Phenotypic correlation coefficients of circulating leptin hormone concentration with reproductive traits in beef heifers

Traits1	N 2	Pearson	Spearman
CI, d	136	0.038	−0.041
GL, d	230	0.146*	0.045
AgeFC, d	229	0.004	0.003
UHD, mm	295	−0.097***	−0.132*
Ovary
Dia, mm
Left	296	0.017	−0.011
Right	295	−0.150**	−0.152**
Lh, mm
Left	296	0.047	0.031
Right	295	−0.121*	−0.113***
Ht, mm
Left	296	−0.024	−0.050
Right	295	−0.068	−0.058
Follicles
AFC	295	−0.094	−0.135*

1Reproductive traits included calving interval (CI), gestation length (GL), age at first calving (AgeFC), uterine horn diameter (UHD), ovary diameter (Dia), length (Lh), and height (Ht) as well as antral follicle count (AFC).
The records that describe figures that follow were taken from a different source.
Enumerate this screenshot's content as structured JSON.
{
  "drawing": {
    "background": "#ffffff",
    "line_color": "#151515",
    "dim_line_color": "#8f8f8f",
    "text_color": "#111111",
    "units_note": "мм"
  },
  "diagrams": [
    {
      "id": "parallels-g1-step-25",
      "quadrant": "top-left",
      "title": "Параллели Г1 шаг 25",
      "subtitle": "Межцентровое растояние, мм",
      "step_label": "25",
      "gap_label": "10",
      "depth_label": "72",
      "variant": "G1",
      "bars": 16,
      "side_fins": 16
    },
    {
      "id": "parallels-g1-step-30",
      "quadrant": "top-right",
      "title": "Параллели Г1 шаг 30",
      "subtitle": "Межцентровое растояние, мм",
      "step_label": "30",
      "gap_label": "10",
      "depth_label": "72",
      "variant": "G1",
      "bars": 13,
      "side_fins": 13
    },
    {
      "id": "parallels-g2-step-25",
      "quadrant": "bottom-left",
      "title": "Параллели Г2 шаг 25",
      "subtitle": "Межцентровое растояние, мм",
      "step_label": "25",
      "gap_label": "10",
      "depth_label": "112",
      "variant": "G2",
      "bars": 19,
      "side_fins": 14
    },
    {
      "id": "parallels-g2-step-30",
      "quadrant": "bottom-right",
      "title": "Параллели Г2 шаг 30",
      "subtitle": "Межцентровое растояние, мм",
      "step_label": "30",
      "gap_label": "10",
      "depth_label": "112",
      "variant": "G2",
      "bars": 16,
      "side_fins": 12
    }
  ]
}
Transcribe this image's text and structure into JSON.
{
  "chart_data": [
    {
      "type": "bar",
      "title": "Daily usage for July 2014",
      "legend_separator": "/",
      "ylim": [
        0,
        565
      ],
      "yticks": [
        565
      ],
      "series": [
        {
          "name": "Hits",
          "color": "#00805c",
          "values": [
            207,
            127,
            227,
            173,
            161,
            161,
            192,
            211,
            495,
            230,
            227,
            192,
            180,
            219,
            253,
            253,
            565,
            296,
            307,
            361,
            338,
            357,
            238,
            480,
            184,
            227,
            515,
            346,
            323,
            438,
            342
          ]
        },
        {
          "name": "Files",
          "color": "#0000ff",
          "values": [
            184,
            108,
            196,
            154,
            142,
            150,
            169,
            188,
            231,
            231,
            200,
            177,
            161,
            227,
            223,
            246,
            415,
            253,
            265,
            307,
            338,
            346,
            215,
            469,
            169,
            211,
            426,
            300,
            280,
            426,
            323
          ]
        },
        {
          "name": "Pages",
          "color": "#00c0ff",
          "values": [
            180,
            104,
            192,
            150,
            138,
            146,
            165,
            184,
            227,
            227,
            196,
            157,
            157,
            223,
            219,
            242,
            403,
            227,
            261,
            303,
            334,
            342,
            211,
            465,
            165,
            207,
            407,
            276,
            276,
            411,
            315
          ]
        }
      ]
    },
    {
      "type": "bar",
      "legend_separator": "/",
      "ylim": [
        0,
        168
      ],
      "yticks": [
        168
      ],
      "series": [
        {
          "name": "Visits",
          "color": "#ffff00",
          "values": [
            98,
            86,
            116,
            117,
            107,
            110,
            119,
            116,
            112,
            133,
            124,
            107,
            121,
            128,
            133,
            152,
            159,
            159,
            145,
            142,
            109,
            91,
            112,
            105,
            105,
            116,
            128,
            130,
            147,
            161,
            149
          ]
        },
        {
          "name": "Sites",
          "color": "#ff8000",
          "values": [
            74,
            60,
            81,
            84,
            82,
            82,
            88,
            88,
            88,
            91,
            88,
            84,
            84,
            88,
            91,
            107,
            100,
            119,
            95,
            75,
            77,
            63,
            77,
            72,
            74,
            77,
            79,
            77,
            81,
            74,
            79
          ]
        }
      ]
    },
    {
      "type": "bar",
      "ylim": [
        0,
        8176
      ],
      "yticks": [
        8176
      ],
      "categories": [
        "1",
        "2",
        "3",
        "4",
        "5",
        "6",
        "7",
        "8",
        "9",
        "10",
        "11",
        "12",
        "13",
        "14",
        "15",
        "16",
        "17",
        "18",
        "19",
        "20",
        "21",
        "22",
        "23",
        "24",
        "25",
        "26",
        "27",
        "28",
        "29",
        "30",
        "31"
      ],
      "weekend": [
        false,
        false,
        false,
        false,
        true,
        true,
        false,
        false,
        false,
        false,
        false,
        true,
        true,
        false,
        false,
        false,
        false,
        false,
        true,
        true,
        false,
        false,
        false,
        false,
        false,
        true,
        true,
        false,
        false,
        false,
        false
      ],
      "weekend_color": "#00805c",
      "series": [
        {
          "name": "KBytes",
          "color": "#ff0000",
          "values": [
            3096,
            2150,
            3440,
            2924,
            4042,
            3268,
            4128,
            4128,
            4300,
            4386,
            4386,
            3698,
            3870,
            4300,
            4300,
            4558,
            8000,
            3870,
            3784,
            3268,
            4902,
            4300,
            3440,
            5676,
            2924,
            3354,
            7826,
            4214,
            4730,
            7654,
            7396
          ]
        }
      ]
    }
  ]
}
2 N = number of records used.

*P < 0.05, **P < 0.01, ***P < 0.10.

IMPLICATIONS

Animals did not differ between the LEP c.73C>T genotypes for the majority of the reproductive traits. Although these results were not significant, heifers showed improved reproductive characteristics based on the number of T alleles. As additional years of data are acquired for these animals, the relationship of LEP genotypes may be clarified. The negative correlation of circulating LEPH with reproductive indicates that an elevated concentration of LEPH might have negative impacts on reproductive traits. Further research is needed to fully understand LEPH concentration and its role in reproduction; however, it may serve as a viable selection tool early in life.